A ação saiu pela culatra. Um a um, os argumentos dos acusadores foram demolidos pelas 14 páginas que justificam a decisão final: Pimenta julgou improcedentes os pedidos formulados pelos Moraes, condenou os autores da ação ao pagamento das custas e despesas processuais, “bem como dos honorários advocatícios em favor do réu”, declarou a ação extinta e encerrou o assunto. Sempre tratando gentilmente o idioma, com a serenidade que anda em falta no Supremo, amparado apenas em artigos legais e mandamentos constitucionais, o magistrado ministrou uma irretocável aula de Direito. E disse “não” aos caprichos e vontades de Alexandre de Moraes.
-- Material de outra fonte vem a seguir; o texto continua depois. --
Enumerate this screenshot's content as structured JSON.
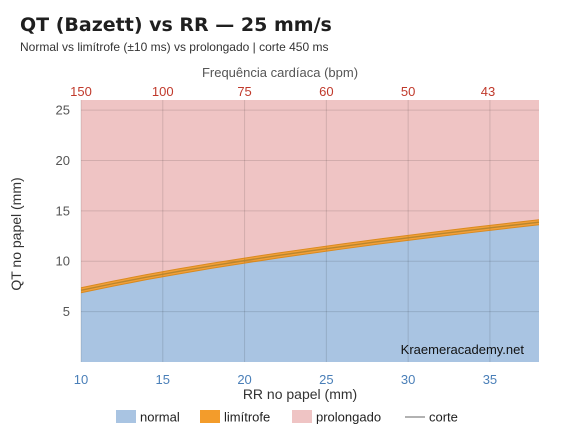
{
  "chart_data": {
    "type": "area",
    "title": "QT (Bazett) vs RR — 25 mm/s",
    "subtitle": "Normal vs limítrofe (±10 ms) vs prolongado | corte 450 ms",
    "xlabel": "RR no papel (mm)",
    "ylabel": "QT no papel (mm)",
    "x2label": "Frequência cardíaca (bpm)",
    "xlim": [
      10,
      38
    ],
    "ylim": [
      0,
      26
    ],
    "x_ticks": [
      10,
      15,
      20,
      25,
      30,
      35
    ],
    "y_ticks": [
      5,
      10,
      15,
      20,
      25
    ],
    "x2_ticks": [
      150,
      100,
      75,
      60,
      50,
      43
    ],
    "grid": true,
    "legend_position": "bottom",
    "x": [
      10,
      12,
      14,
      16,
      18,
      20,
      22,
      24,
      26,
      28,
      30,
      32,
      34,
      36,
      38
    ],
    "cutoff": [
      7.12,
      7.79,
      8.42,
      9.0,
      9.55,
      10.06,
      10.56,
      11.02,
      11.47,
      11.91,
      12.32,
      12.73,
      13.12,
      13.5,
      13.87
    ],
    "series": [
      {
        "name": "normal",
        "color": "#a9c4e2"
      },
      {
        "name": "limítrofe",
        "color": "#f39c2b"
      },
      {
        "name": "prolongado",
        "color": "#efc4c4"
      },
      {
        "name": "corte",
        "color": "#999999"
      }
    ],
    "borderline_half_width_ms": 10,
    "annotations": [
      "Kraemeracademy.net"
    ]
  }
}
Pimenta ensinou, por exemplo, que o réu concedeu a entrevista “como parlamentar do Congresso Nacional, para apresentar informações atinentes ao exercício do mandato”. Portanto, mesmo fora das dependências do Senado, Vieira continuava protegido pelo artigo 53 da Constituição. “Deputados e senadores são invioláveis, civil e penalmente, por opiniões, palavras e votos, de modo que a imunidade não se circunscreve à esfera penal, mas também se estende à responsabilidade civil”, lembrou o juiz. Em outro trecho, a sentença evocou os limites impostos à interferência de magistrados no discurso político:
“Eventuais excessos de linguagem porventura identificados devem ser submetidos tão somente ao controle interno da respectiva casa legislativa e não à responsabilização pelo Poder Judiciário”. O jornalismo estatizado fingiu não ter visto outro relâmpago iluminando o horizonte escurecido por uma Suprema Corte desfigurada por chicanas, espertezas, vigarices, chiliques, shows de exibicionismo, politicagem, abusos criminosos, gastanças — e, agora, enlameada pelo pântano da corrupção. Nenhuma surpresa. “Em tempos sombrios”, escreveu Hannah Arendt, “as piores pessoas perdem o medo e as melhores perdem a esperança”.
A imprensa velha não tem medo de tentar esconder as lições ministradas no STF pelo comportamento exemplar de André Mendonça. Coerentemente, procurou ocultar a aula oferecida pelo juiz que age como homem da lei.
Pior para os bandidos e seus comparsas. Sempre haverá esperança de salvação enquanto existir a tribo dos que veem as coisas como as coisas são, contam o caso como o caso foi e não conseguem conjugar o verbo “capitular” na primeira pessoa do singular.